Not only are people freezing in the dark in Texas and Oklahoma, it was all avoidable.
When it gets really cold, it can be hard to produce electricity, as customers in Texas and neighboring states are finding out. But it’s not impossible. Operators in Alaska, Canada, Maine, Norway and Siberia do it all the time.
What has sent Texas reeling is not an engineering problem, nor is it the frozen wind turbines blamed by prominent Republicans. It is a financial structure for power generation that offers no incentives to power plant operators to prepare for winter. In the name of deregulation and free markets, critics say, Texas has created an electric grid that puts an emphasis on cheap prices over reliable service.
It’s a “Wild West market design based only on short-run prices,” said Matt Breidert, a portfolio manager at a firm called TortoiseEcofin.

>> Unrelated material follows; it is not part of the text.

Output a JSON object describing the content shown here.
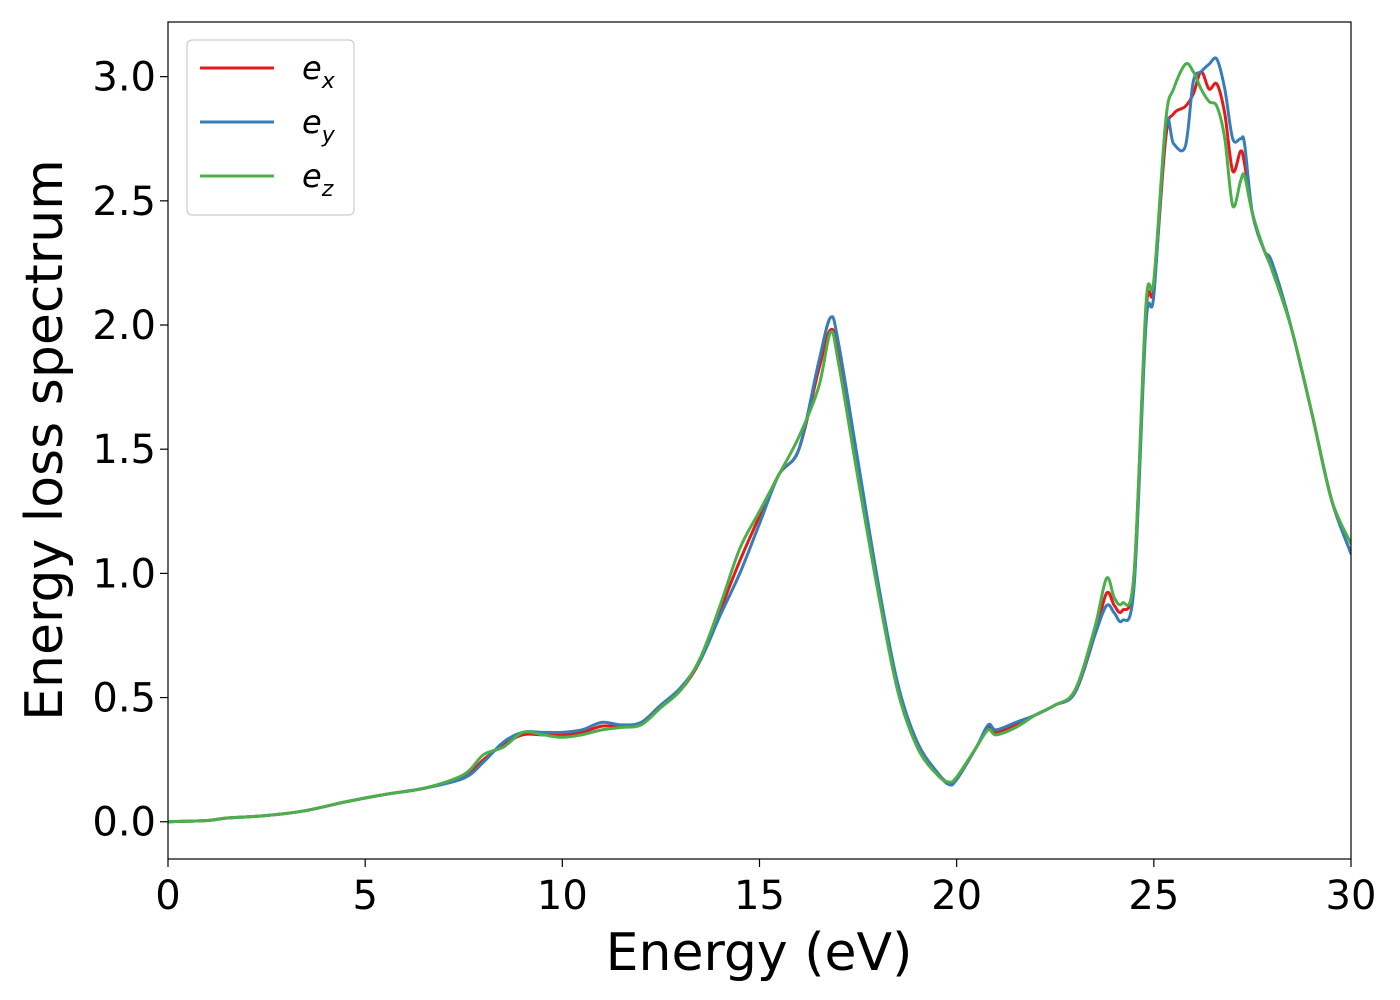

And yet the temporary train wreck of that market Monday and Tuesday has seen the wholesale price of electricity in Houston go from $22 a megawatt-hour to about $9,000. Meanwhile, 4 million Texas households have been without power.
As I said before, I’ve lived in places where below-zero temperatures in winter are the norm, and the utility companies were ready for it. I’ve also lived in places where they get hurricanes, and to some degree the utilities were ready for it was well, acknowledging the fact that when the storm hits, power is going to be disrupted.

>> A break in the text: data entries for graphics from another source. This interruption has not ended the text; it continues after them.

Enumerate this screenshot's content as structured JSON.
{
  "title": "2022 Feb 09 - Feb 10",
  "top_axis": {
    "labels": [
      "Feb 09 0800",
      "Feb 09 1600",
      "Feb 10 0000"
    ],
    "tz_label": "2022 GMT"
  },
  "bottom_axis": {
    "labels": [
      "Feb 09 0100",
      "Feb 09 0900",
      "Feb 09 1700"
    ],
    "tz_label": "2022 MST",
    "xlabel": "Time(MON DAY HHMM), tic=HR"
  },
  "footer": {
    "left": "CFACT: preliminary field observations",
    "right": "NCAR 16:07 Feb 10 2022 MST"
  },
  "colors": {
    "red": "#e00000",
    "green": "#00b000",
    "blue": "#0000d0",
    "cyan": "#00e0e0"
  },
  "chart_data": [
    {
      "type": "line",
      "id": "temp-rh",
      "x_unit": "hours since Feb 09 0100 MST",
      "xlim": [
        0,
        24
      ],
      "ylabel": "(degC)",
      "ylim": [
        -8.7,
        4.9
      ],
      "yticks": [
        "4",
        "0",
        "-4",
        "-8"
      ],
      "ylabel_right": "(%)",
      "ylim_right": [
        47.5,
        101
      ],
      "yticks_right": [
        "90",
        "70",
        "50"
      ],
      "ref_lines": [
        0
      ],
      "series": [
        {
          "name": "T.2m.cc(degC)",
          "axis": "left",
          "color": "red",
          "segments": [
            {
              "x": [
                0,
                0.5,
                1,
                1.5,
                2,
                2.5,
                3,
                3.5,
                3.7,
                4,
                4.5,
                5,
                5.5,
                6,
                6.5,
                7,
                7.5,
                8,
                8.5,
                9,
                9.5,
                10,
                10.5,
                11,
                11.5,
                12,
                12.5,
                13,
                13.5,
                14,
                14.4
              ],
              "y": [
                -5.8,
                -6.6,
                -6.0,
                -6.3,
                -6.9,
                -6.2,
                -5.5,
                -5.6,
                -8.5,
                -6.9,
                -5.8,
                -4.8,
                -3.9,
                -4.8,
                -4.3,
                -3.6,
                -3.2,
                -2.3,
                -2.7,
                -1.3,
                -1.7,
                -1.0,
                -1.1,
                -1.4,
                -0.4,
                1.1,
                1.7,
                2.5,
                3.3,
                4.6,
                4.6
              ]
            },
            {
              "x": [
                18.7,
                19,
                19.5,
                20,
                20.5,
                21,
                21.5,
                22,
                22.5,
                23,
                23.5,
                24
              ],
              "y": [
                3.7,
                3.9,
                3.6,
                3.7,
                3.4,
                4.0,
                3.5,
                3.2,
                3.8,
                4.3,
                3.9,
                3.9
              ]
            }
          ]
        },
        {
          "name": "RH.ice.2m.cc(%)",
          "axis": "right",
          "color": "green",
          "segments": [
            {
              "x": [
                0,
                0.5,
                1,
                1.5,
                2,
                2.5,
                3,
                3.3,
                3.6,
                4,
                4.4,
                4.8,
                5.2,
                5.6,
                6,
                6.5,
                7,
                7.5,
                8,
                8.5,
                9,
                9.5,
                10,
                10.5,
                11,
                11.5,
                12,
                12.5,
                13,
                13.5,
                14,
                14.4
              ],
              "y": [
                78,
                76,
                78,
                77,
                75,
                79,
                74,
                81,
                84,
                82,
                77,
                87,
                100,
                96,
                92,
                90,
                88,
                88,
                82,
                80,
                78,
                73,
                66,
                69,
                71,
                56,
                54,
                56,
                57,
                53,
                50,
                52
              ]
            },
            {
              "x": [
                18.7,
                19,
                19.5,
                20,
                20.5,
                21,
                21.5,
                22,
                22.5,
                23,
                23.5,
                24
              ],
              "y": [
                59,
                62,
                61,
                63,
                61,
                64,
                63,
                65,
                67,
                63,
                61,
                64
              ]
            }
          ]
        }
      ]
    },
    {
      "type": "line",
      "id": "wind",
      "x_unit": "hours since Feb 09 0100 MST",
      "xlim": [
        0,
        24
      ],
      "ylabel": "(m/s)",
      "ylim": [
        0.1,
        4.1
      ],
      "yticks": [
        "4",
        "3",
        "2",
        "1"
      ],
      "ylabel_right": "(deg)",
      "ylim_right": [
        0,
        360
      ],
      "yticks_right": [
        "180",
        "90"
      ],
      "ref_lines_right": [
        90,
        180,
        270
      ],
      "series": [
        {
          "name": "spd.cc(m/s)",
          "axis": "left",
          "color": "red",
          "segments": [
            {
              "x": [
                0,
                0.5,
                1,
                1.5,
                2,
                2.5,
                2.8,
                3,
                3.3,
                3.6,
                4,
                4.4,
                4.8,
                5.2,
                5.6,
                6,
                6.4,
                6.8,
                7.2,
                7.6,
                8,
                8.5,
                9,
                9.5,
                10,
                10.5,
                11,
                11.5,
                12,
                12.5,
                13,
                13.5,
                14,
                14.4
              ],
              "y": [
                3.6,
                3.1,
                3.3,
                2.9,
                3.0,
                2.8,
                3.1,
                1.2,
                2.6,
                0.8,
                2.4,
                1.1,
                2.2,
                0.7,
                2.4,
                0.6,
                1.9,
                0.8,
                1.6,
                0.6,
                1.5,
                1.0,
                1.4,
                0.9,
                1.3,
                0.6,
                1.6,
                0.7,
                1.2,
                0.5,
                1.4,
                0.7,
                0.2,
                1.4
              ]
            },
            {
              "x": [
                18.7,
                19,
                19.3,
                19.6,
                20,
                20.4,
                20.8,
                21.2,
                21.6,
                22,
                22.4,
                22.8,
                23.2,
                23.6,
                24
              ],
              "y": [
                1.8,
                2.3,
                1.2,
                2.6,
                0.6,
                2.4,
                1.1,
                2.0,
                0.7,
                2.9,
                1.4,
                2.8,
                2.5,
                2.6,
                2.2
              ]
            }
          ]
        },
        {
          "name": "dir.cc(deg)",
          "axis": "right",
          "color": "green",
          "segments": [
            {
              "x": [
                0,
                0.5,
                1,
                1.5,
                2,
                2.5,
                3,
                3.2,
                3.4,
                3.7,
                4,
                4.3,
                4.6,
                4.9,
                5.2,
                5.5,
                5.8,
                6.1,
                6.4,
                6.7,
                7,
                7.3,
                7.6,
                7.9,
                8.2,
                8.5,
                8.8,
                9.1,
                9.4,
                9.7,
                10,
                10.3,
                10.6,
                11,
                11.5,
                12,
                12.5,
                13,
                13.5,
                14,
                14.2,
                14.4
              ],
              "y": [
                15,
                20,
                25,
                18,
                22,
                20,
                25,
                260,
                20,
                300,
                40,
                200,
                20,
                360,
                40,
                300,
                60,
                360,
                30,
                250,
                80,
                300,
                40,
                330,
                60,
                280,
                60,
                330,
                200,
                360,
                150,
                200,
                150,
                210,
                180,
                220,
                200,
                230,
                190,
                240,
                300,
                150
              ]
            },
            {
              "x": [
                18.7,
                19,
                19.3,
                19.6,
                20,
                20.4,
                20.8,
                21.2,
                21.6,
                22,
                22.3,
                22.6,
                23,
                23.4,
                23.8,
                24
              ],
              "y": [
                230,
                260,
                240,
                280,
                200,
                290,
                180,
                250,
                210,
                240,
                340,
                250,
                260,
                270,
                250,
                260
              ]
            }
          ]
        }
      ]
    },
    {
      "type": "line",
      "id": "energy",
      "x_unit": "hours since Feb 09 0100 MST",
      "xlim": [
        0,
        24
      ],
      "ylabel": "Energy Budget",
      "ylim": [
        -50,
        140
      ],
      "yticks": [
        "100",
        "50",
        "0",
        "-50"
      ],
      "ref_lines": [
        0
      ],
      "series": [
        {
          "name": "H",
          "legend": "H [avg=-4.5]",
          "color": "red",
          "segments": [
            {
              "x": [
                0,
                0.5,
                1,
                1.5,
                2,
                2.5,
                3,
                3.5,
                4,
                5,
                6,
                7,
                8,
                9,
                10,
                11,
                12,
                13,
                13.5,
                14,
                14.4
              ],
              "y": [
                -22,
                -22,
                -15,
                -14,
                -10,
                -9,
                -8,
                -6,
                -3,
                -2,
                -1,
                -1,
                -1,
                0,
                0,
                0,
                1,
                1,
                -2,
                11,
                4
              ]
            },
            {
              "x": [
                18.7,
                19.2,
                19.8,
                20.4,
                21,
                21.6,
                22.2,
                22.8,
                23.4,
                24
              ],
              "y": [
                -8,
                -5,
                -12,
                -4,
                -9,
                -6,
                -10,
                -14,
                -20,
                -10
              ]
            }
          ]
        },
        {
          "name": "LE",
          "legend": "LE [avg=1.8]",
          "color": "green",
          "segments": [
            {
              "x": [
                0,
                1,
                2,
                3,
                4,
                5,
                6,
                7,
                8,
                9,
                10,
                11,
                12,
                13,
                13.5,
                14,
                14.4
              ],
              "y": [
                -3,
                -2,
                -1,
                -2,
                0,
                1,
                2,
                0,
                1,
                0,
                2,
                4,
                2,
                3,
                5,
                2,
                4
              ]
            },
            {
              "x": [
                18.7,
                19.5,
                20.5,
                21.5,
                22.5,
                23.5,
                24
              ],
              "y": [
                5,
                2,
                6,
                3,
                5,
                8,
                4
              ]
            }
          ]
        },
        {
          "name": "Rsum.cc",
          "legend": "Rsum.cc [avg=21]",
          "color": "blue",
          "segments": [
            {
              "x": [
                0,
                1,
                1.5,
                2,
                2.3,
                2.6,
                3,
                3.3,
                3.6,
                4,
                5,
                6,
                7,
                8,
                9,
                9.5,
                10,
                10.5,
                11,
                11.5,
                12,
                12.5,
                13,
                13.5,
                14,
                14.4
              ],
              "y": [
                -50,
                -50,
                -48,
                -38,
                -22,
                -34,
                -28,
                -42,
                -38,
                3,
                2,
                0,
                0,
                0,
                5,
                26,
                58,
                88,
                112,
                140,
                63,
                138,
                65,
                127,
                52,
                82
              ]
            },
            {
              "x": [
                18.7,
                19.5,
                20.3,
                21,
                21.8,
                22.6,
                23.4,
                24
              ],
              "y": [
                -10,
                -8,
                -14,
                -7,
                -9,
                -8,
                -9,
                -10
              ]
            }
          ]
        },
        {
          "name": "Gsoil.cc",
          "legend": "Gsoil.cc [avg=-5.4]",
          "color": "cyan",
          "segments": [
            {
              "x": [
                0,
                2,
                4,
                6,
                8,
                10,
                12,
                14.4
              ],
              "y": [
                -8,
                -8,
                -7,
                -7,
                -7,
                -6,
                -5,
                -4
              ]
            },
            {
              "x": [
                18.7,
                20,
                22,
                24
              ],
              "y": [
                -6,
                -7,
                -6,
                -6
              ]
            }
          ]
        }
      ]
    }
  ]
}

Of course there was an attempt by the nutsery to blame it all on wind turbines — not only do they kill all the birds and cause cancer, they don’t work in the cold. That’s news to Denmark, where they work just fine, and Copenhagen isn’t exactly a beach town in February.
But wind accounts for just 10 percent of the power in Texas generated during the winter. And the loss of power to the grid caused by shutdowns of thermal power plants, primarily those relying on natural gas, dwarfed the dent caused by frozen wind turbines, by a factor of five or six.
I suspect that there are more than a few politicians and government office holders in Texas who either directly or indirectly have a hand or got a hand-out from the energy companies, working to deregulate and let the free market ring. But it’s really rather cold — pun intended — to give customers cheap energy but do it on the cheap.